Abolish Financial Protection Bureau Before it Does More Harm

The Hill covers CEI’s “Case against the Financial Protection Bureau” by Iain Murray.

With each passing week, the speculation grows that the activist liberal head of the Consumer Financial Protection Board (CFPB), Richard Cordray, will jump into the race for governor of my home state of Ohio.

I’m confident that the great people of Ohio will reject his radical, liberal philosophy and keep him out of the governor’s mansion. However, what is truly concerning to me is that Director Cordray is only using the bureau to protect his own political interests as he continues to use the agency’s limitless power to shore up support among his trial lawyer friends ahead of his expected run for governor.

A few weeks ago, the Competitive Enterprise Institute (CEI) released a report that details numerous harmful regulations and actions by the agency, which is virtually unaccountable to Congress.
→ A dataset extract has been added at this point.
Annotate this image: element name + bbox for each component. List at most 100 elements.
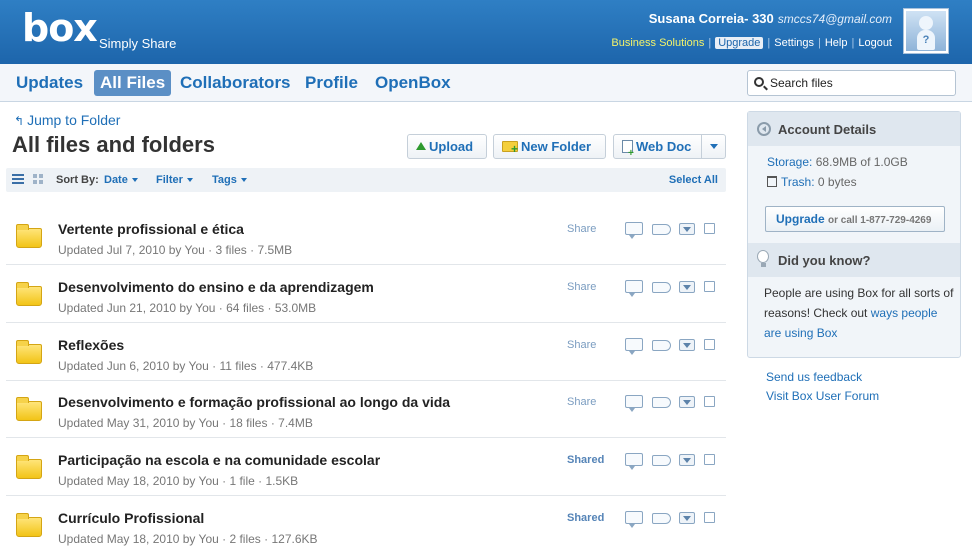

“The Consumer Financial Protection Bureau was set up under the Dodd-Frank act of 2010 in violation of constitutional norms ostensibly to protect consumers from bad actors in the banking and financial services industry, but the agency is instead actively harming consumers, pressing ahead with regulations even when the benefit to consumers is likely to be outweighed by the costs,” Ian Murray, the report’s author, wrote.

CEI urges not only for serious reform of the CFPB, but also entertains a legislative solution to abolish this rogue agency once and for all. As the group explains, the CFPB’s “one-size-fits-all approach” to rules impacting financial services companies doesn’t take into account the unique financial needs of a “large and diverse society.”